When Sen. Joseph Lieberman lost his Connecticut Democratic primary to an anti-war candidate, he used his concession speech to decry the politics of polarization. This was hypocritical because the war hawks, Lieberman included, have gone far in suggesting that criticism of the war policy is tantamount to assisting terrorists.
But even if no hypocrisy were involved, the abhorrence of polarization would be absurd. The Bush administration, with Lieberman’s vigorous support, occupies Iraq and has facilitated Israel’s assault on Lebanon. If that doesn’t call for a politics of polarization, what would?
This is hardly the time for mild disagreement. On the contrary, anyone who sees U.S. policy for what it is must speak out vigorously and clearly. War hawks always try to inhibit dissent by portraying their opponents as unpatriotic or squeamish. Often the tactic works, forcing war critics to water down their positions so that they barely qualify as opposition. Criticism is prefaced and qualified with “support for the troops,” endorsement of war aims, and paeans to the good intentions of policymakers. The only “criticism” that survives is disagreement about tactics and the lack of an exit strategy. This puts the critics right where the hawks want them.
We can’t afford such weak dissent today. The Bush administration is perpetrating horrors in the Middle East, and not to say so is to make oneself complicit. Iraq is engulfed in a civil war. People may quibble over definitions, but the level of violence in Baghdad and other parts of the country have all the signs of a civil war. Iraqis and Americans die every day. The country is a mess, thanks to “conservatives” who think they can construct a society from blueprints drawn up in Washington. Even if one is not convinced that Iraq is in civil war, is it really more comforting to think that the United States is merely trying to prevent one? This is a distinction without a difference.
As we’ve seen, all the U.S.-inspired bloodshed in Iraq has done nothing to discourage terrorism. Quite the contrary. The occupation of Iraq is a recruiting program and training ground for those who wish to wreak vengeance on America. The Bush administration has betrayed the American people by endangering them. Yet it insists it is keeping them safe. This truly adds insult to injury.

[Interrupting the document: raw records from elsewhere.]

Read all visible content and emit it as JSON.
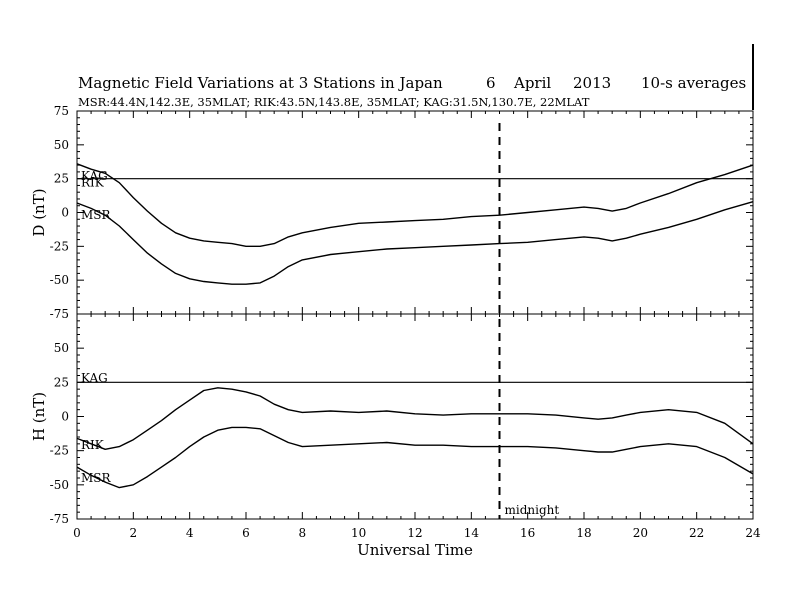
{
  "chart_data": {
    "type": "line",
    "title": {
      "main": "Magnetic Field Variations at 3 Stations in Japan",
      "day": "6",
      "month": "April",
      "year": "2013",
      "note": "10-s averages"
    },
    "subtitle": "MSR:44.4N,142.3E, 35MLAT;  RIK:43.5N,143.8E, 35MLAT;  KAG:31.5N,130.7E, 22MLAT",
    "xlabel": "Universal Time",
    "xlim": [
      0,
      24
    ],
    "x_ticks": [
      "0",
      "2",
      "4",
      "6",
      "8",
      "10",
      "12",
      "14",
      "16",
      "18",
      "20",
      "22",
      "24"
    ],
    "y_ticks": [
      "75",
      "50",
      "25",
      "0",
      "-25",
      "-50",
      "-75"
    ],
    "marker": {
      "x": 15,
      "label": "midnight",
      "style": "dashed"
    },
    "panels": [
      {
        "id": "D",
        "ylabel": "D (nT)",
        "ylim": [
          -75,
          75
        ],
        "series": [
          {
            "name": "KAG",
            "x": [
              0,
              1,
              2,
              3,
              4,
              5,
              6,
              7,
              8,
              9,
              10,
              11,
              12,
              13,
              14,
              15,
              16,
              17,
              18,
              19,
              20,
              21,
              22,
              23,
              24
            ],
            "values": [
              25,
              25,
              25,
              25,
              25,
              25,
              25,
              25,
              25,
              25,
              25,
              25,
              25,
              25,
              25,
              25,
              25,
              25,
              25,
              25,
              25,
              25,
              25,
              25,
              25
            ]
          },
          {
            "name": "RIK",
            "x": [
              0,
              0.5,
              1,
              1.5,
              2,
              2.5,
              3,
              3.5,
              4,
              4.5,
              5,
              5.5,
              6,
              6.5,
              7,
              7.5,
              8,
              9,
              10,
              11,
              12,
              13,
              14,
              15,
              16,
              17,
              18,
              18.5,
              19,
              19.5,
              20,
              21,
              22,
              23,
              24
            ],
            "values": [
              36,
              32,
              29,
              22,
              11,
              1,
              -8,
              -15,
              -19,
              -21,
              -22,
              -23,
              -25,
              -25,
              -23,
              -18,
              -15,
              -11,
              -8,
              -7,
              -6,
              -5,
              -3,
              -2,
              0,
              2,
              4,
              3,
              1,
              3,
              7,
              14,
              22,
              28,
              35
            ]
          },
          {
            "name": "MSR",
            "x": [
              0,
              0.5,
              1,
              1.5,
              2,
              2.5,
              3,
              3.5,
              4,
              4.5,
              5,
              5.5,
              6,
              6.5,
              7,
              7.5,
              8,
              9,
              10,
              11,
              12,
              13,
              14,
              15,
              16,
              17,
              18,
              18.5,
              19,
              19.5,
              20,
              21,
              22,
              23,
              24
            ],
            "values": [
              7,
              3,
              -2,
              -10,
              -20,
              -30,
              -38,
              -45,
              -49,
              -51,
              -52,
              -53,
              -53,
              -52,
              -47,
              -40,
              -35,
              -31,
              -29,
              -27,
              -26,
              -25,
              -24,
              -23,
              -22,
              -20,
              -18,
              -19,
              -21,
              -19,
              -16,
              -11,
              -5,
              2,
              8
            ]
          }
        ],
        "label_positions": {
          "KAG": 27,
          "RIK": 22,
          "MSR": -2
        }
      },
      {
        "id": "H",
        "ylabel": "H (nT)",
        "ylim": [
          -75,
          75
        ],
        "series": [
          {
            "name": "KAG",
            "x": [
              0,
              1,
              2,
              3,
              4,
              5,
              6,
              7,
              8,
              9,
              10,
              11,
              12,
              13,
              14,
              15,
              16,
              17,
              18,
              19,
              20,
              21,
              22,
              23,
              24
            ],
            "values": [
              25,
              25,
              25,
              25,
              25,
              25,
              25,
              25,
              25,
              25,
              25,
              25,
              25,
              25,
              25,
              25,
              25,
              25,
              25,
              25,
              25,
              25,
              25,
              25,
              25
            ]
          },
          {
            "name": "RIK",
            "x": [
              0,
              0.5,
              1,
              1.5,
              2,
              2.5,
              3,
              3.5,
              4,
              4.5,
              5,
              5.5,
              6,
              6.5,
              7,
              7.5,
              8,
              9,
              10,
              11,
              12,
              13,
              14,
              15,
              16,
              17,
              18,
              18.5,
              19,
              19.5,
              20,
              21,
              22,
              23,
              24
            ],
            "values": [
              -16,
              -20,
              -24,
              -22,
              -17,
              -10,
              -3,
              5,
              12,
              19,
              21,
              20,
              18,
              15,
              9,
              5,
              3,
              4,
              3,
              4,
              2,
              1,
              2,
              2,
              2,
              1,
              -1,
              -2,
              -1,
              1,
              3,
              5,
              3,
              -5,
              -20
            ]
          },
          {
            "name": "MSR",
            "x": [
              0,
              0.5,
              1,
              1.5,
              2,
              2.5,
              3,
              3.5,
              4,
              4.5,
              5,
              5.5,
              6,
              6.5,
              7,
              7.5,
              8,
              9,
              10,
              11,
              12,
              13,
              14,
              15,
              16,
              17,
              18,
              18.5,
              19,
              19.5,
              20,
              21,
              22,
              23,
              24
            ],
            "values": [
              -37,
              -43,
              -48,
              -52,
              -50,
              -44,
              -37,
              -30,
              -22,
              -15,
              -10,
              -8,
              -8,
              -9,
              -14,
              -19,
              -22,
              -21,
              -20,
              -19,
              -21,
              -21,
              -22,
              -22,
              -22,
              -23,
              -25,
              -26,
              -26,
              -24,
              -22,
              -20,
              -22,
              -30,
              -42
            ]
          }
        ],
        "label_positions": {
          "KAG": 28,
          "RIK": -21,
          "MSR": -45
        }
      }
    ]
  }
}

Meanwhile, the administration’s Iraq policy has strengthened Iran, which is now presented as the new grave threat to American security. Iraq used to be a counterweight to Iran, but no more because Iran’s Shi’ite allies run Iraq. Perhaps Americans do not know that the United States gave the Iranians a brutal dictator in 1953, but the Iranians haven’t forgotten.
As if it had not created enough danger, the administration then made itself a party to Israel’s unconscionable attack on the Lebanese and the very foundation of their fragile society. (Hezbollah’s clash with Israeli soldiers cannot justify what Israel did.) The administration undoubtedly signaled its approval of Israel’s intentions and then sealed that approval with an expedited shipment of precision bombs, all the while stalling the ceasefire that would have saved many innocent lives.
Are we to believe that the young witnesses to that atrocity won’t grow up seeking revenge against Israelis and Americans? Is this President Bush’s idea of how to keep the American people safe? And if that revenge is visited on innocents, will American politicians again explain that they hate us because we are free?
If so, most Americans will believe it because they do not let themselves grasp the nature and implications of the U.S. government’s imperial policies. That is why we need a polarizing politics. Opponents of war and occupation must clearly point out the evil of current policies so that Americans will be confronted — in gory detail — with what “their” government does to others and to our own. Anything less is acquiescence.